The American Statistical Association (ASA) has released a strong and clear statement on the proper use and interpretation of the p-value.
This is a timely and important announcement because I regularly read and review scientific research articles that rely heavily on the p-value to support the authors’ hypotheses as evidence that ‘this must be right because p<0.05…’
“The p-value was never intended to be a substitute for scientific reasoning,” said Ron Wasserstein, the ASA’s executive director. “Well-reasoned statistical arguments contain much more than the value of a single number and whether that number exceeds an arbitrary threshold.”
This is the way it is being used though, for sure.
“Over time it appears the p-value has become a gatekeeper for whether work is publishable, at least in some fields,” said Jessica Utts, ASA president. “This apparent editorial bias leads to the ‘file-drawer effect,’ in which research with statistically significant outcomes are much more likely to get published, while other work that might well be just as important scientifically is never seen in print. It also leads to practices called by such names as ‘p-hacking’ and ‘data dredging’ that emphasize the search for small p-values over other statistical and scientific reasoning.”
Absolutely. This is the problem we now face. If we want to clarify the role of the p-value in our research, we need to educate researchers in the art of scientific reasoning and inference using quantitative methods – submitting a manuscript that doesn’t make a big deal of the p-value in support of the major claims of a research finding is a big gamble – and why would we take that? We tick all the boxes to please the reviewers, right? We’re academics after all! This is why the ASA statement is so important.
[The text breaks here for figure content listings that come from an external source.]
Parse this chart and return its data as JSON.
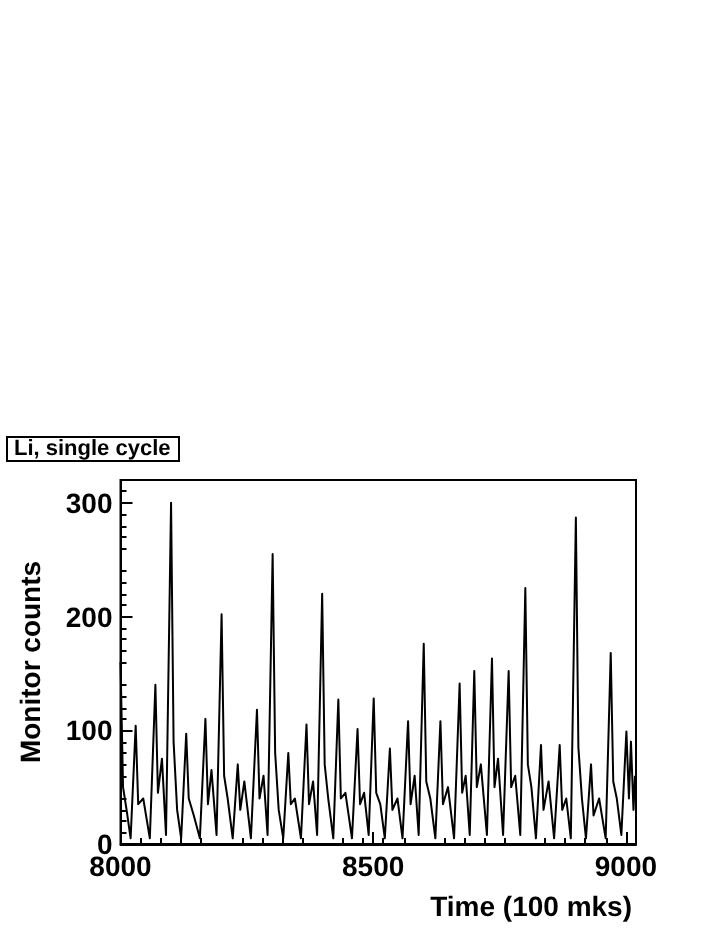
{
  "chart_data": {
    "type": "line",
    "title": "Li, single cycle",
    "xlabel": "Time (100 mks)",
    "ylabel": "Monitor counts",
    "xlim": [
      8000,
      9020
    ],
    "xticks": [
      8000,
      8500,
      9000
    ],
    "ylim": [
      0,
      320
    ],
    "yticks": [
      0,
      100,
      200,
      300
    ],
    "grid": false,
    "marker": "none",
    "line_style": "solid",
    "series": [
      {
        "color": "#000000",
        "x": [
          8000,
          8005,
          8012,
          8020,
          8030,
          8035,
          8045,
          8058,
          8069,
          8074,
          8082,
          8090,
          8100,
          8105,
          8112,
          8120,
          8130,
          8135,
          8145,
          8157,
          8168,
          8173,
          8180,
          8190,
          8200,
          8205,
          8212,
          8222,
          8232,
          8237,
          8245,
          8258,
          8270,
          8275,
          8283,
          8291,
          8301,
          8306,
          8313,
          8322,
          8332,
          8337,
          8345,
          8357,
          8368,
          8373,
          8381,
          8389,
          8399,
          8404,
          8411,
          8421,
          8431,
          8436,
          8445,
          8458,
          8469,
          8474,
          8482,
          8491,
          8501,
          8506,
          8514,
          8523,
          8533,
          8538,
          8548,
          8558,
          8569,
          8574,
          8582,
          8590,
          8600,
          8605,
          8613,
          8623,
          8633,
          8638,
          8648,
          8660,
          8671,
          8676,
          8683,
          8691,
          8700,
          8705,
          8713,
          8725,
          8735,
          8740,
          8747,
          8757,
          8768,
          8773,
          8781,
          8791,
          8801,
          8806,
          8813,
          8822,
          8832,
          8837,
          8847,
          8858,
          8869,
          8874,
          8882,
          8891,
          8901,
          8906,
          8913,
          8921,
          8931,
          8936,
          8947,
          8960,
          8970,
          8975,
          8982,
          8991,
          9001,
          9006,
          9010,
          9015,
          9018
        ],
        "values": [
          160,
          50,
          30,
          5,
          104,
          35,
          40,
          5,
          140,
          45,
          75,
          8,
          300,
          90,
          30,
          5,
          97,
          40,
          25,
          5,
          110,
          35,
          65,
          8,
          202,
          60,
          40,
          5,
          70,
          30,
          55,
          5,
          118,
          40,
          60,
          8,
          255,
          80,
          30,
          5,
          80,
          35,
          40,
          5,
          105,
          35,
          55,
          8,
          220,
          70,
          40,
          5,
          127,
          40,
          45,
          5,
          101,
          35,
          45,
          8,
          128,
          45,
          35,
          5,
          84,
          30,
          40,
          5,
          108,
          35,
          60,
          8,
          176,
          55,
          40,
          5,
          108,
          35,
          50,
          5,
          141,
          45,
          60,
          8,
          152,
          50,
          70,
          8,
          163,
          50,
          75,
          8,
          152,
          50,
          60,
          8,
          225,
          70,
          50,
          5,
          87,
          30,
          55,
          5,
          87,
          30,
          40,
          5,
          287,
          85,
          40,
          5,
          70,
          25,
          40,
          5,
          168,
          55,
          40,
          8,
          99,
          40,
          90,
          30,
          60
        ]
      }
    ]
  }
}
It’s something that can be used to justify the limited use of the p-value metric in an article, and also a rebuttal reference that can be used when peer reviewing to give a polite reminder that “hey, there are other ways to make your claims stronger and p-values ain’t the best way”
The statement’s six principles, many of which address misconceptions and misuse of the p-value, are the following:
- P-values can indicate how incompatible the data are with a specified statistical model.
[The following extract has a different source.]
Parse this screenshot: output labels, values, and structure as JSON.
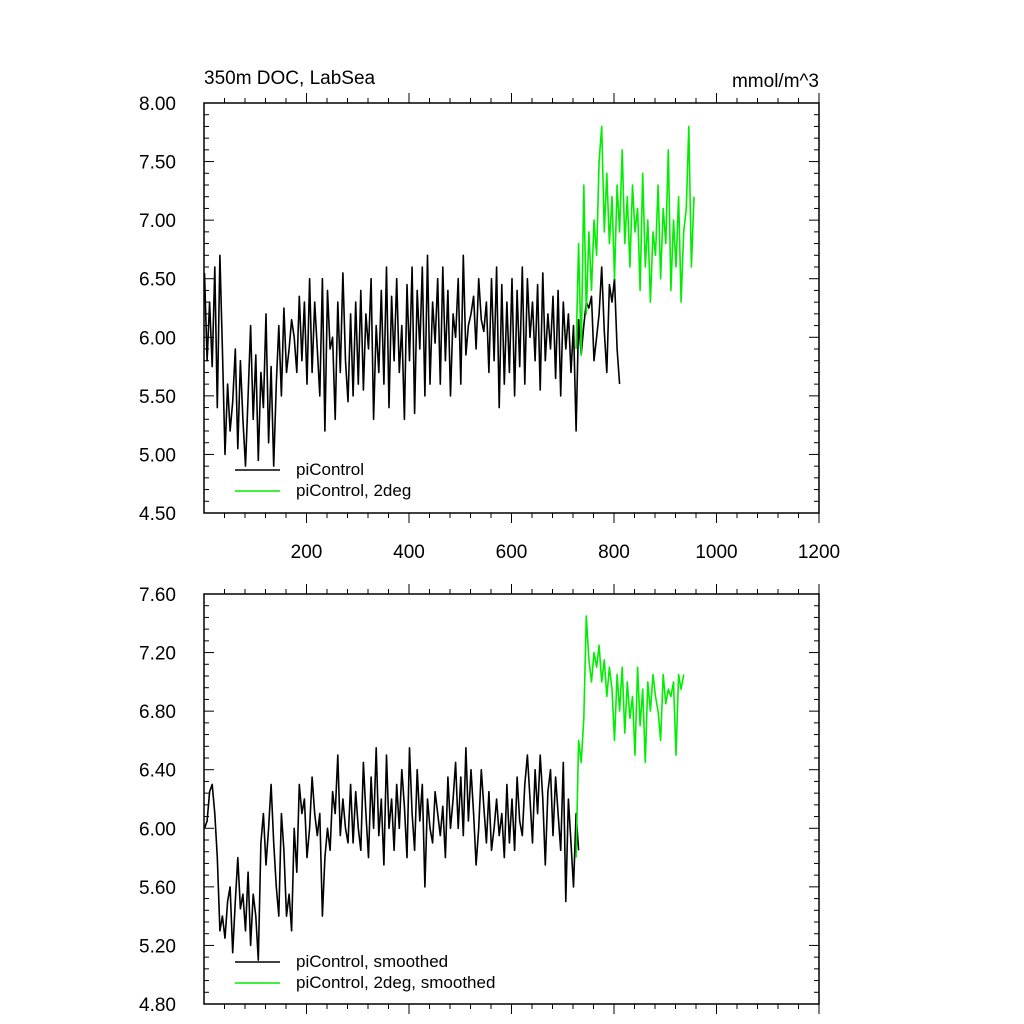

- P-values do not measure the probability that the studied hypothesis is true, or the probability that the data were produced by random chance alone (this is used a lot in data science papers!)
- Scientific conclusions and business or policy decisions should not be based only on whether a p-value passes a specific threshold.
- Proper inference requires full reporting and transparency.
- A p-value, or statistical significance, does not measure the size of an effect or the importance of a result.
- By itself, a p-value does not provide a good measure of evidence regarding a model or hypothesis (yet this is regularly used to support such a claim).
It is further suggested that researchers should “emphasize estimation over testing such as confidence, credibility, or prediction intervals; Bayesian methods; alternative measures of evidence such as likelihood ratios or Bayes factors; and other approaches such as decision-theoretic modeling and false discovery rates.”
The ASA statement is signed off with the following remark, and let’s hope this reaches the masses…
“What we hope will follow is a broad discussion across the scientific community that leads to a more nuanced approach to interpreting, communicating, and using the results of statistical methods in research.”
This is not a new problem, or a new debate. But the ASA saying it out loud will hopefully make people listen up!